Storing database password in plain text?

Question

In the context of a web application, I will be providing the user the ability to provide a username and password for their MySQL database.

Right now, the username and password is generated randomly. These credentials (username, password) are show in plain text on the web application's Settings page. This seems perfectly acceptable for me, because, they are currently randomly generated.

However, as I'm now going to be allowing user provided passwords, I'm concerned that it might not be a good idea to show them in plain text.

Is there an industry standard that could relate to something I'm doing with user provided database passwords?

Should I not show the password in plain text, but only show a form to change the password only?

Answer 1

Yeah definitely never a good idea, in general, to show or store passwords in the open. That said, there are such things as compensating controls. I.E. physical securities to safeguard viewing of passwords, encryption channels for transporting passwords, as well as bolstered security around your database. I don't know if there are any compensating controls for your particular situation because everyone mostly looks at passwords in clear text as a no-no, but you can take a look at the NIST standards.

Answer 2

“I will be providing the user the ability to provide a username and password for their MySQL database.”

It’s unclear what your trying to achieve. You’ll provide them with a username and password to access the MySQL database (for maintenance?) or you’ll provide them with a username and password to authenticate as users against the MySQL DB? If the second:

• “Right now, the username and password is generated randomly.” On first registration ? How is the username and password delivered ? What if they forget not only their password but also username? How do you link someone’s identity to a given user ID? Corporate e-mail address ? if yes, then what’s the rationale behind using a random generated username (or will they be able to change it after registration ?) The only thing this may add is additional privacy over using, say, an email address. But chances are there's enough information contained in your account to identify you anyway.

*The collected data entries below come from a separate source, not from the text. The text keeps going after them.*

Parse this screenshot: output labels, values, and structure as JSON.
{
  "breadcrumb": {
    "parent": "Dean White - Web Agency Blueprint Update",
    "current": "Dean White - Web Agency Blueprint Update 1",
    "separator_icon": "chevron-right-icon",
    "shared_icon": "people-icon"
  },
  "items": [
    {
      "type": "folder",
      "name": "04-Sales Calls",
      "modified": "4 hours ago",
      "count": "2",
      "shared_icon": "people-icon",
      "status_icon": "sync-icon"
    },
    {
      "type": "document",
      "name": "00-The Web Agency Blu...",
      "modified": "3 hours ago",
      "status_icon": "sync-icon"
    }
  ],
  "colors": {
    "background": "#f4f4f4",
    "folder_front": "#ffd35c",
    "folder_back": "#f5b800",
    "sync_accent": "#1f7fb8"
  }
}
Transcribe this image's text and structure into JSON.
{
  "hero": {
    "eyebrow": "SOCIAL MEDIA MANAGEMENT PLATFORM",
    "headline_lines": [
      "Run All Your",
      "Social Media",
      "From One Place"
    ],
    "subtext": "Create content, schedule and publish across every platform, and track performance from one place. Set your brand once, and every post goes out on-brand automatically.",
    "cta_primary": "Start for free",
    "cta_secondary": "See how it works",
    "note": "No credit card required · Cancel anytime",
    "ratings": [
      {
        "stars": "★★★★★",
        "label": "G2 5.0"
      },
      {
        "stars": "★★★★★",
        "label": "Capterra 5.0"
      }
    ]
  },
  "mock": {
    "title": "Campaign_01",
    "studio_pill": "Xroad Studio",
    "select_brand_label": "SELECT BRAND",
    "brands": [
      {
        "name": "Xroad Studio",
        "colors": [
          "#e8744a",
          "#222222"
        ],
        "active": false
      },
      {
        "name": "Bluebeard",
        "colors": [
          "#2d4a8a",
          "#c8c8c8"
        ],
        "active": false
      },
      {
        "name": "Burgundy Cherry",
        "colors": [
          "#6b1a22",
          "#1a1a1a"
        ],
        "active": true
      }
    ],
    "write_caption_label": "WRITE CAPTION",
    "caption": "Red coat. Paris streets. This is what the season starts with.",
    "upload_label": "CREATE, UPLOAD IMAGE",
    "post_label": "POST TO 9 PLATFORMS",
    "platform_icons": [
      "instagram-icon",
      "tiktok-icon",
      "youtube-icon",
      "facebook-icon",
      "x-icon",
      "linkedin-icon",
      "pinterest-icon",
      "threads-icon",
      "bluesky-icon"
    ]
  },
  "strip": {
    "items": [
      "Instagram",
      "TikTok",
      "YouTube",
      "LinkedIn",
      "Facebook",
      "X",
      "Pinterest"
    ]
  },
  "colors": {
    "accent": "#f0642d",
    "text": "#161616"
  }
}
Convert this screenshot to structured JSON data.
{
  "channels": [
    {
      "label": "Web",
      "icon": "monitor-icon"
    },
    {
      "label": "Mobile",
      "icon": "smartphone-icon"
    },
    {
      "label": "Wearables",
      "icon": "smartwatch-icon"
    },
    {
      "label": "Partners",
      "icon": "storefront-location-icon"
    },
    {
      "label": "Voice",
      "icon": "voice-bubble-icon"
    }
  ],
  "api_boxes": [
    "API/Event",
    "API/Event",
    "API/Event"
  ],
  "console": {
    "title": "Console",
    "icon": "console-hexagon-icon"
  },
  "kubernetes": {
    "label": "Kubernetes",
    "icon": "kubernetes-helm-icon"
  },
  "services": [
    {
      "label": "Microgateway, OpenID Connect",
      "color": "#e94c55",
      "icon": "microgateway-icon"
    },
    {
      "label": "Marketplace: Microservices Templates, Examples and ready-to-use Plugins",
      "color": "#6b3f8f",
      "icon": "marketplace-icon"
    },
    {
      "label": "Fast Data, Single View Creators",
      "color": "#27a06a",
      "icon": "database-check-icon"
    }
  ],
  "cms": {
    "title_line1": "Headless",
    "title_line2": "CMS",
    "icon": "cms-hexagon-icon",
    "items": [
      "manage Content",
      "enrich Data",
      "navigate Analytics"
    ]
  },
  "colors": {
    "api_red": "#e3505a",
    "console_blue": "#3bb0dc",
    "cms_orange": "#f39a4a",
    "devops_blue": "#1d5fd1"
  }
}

• “and password is generated randomly” means what exactly ? Remember, it's not always feasible to remember complex passwords - If you force people to do so anyway you will end up with sticky notes or papers attached to a screen.

• “These credentials (username, password) are show in plain text on the web application's Settings page.” Honestly I don’t see any way why this would make any sense storing the password in any form in the web application’s Settings page. If they forget it, they won’t see it. If they remember it, they most likely won’t double check on it. Oh, and think about shoulder surfing. Is it a complex one ? Fair enough, but again you will end up with sticky notes or papers attached to a screen.

But again, I’m uncertain what you question is.

Answer 3

Problematic topic :-) Could you please check following references, they may help you.

For baseline

NIST - Identity Management https://pages.nist.gov/800-63-3/sp800-63b.html

For baseline - II

Australian Government - Authentication Credential Requirements https://dta-www-drupal-20180130215411153400000001.s3.ap-southeast-2.amazonaws.com/s3fs-public/files/digital-identity/Trusted%20digital%20identity%20framework%202/Authentication%20Credential%20Requirements.pdf

RETIRED, Identity Management publication replaced this publication

NIST - Enterprise password management https://csrc.nist.gov/csrc/media/publications/sp/800-118/archive/2009-04-21/documents/draft-sp800-118.pdf

When you decide to encrypt that password

NIST - Security Requirements For Cryptographic Modules https://nvlpubs.nist.gov/nistpubs/FIPS/NIST.FIPS.140-2.pdf

As last words, there is many infosec standard. This standards are used by who will use your tool so you need to be compatible with them also. Example: ISO 27001/27002, PCI, HIPAA, etc.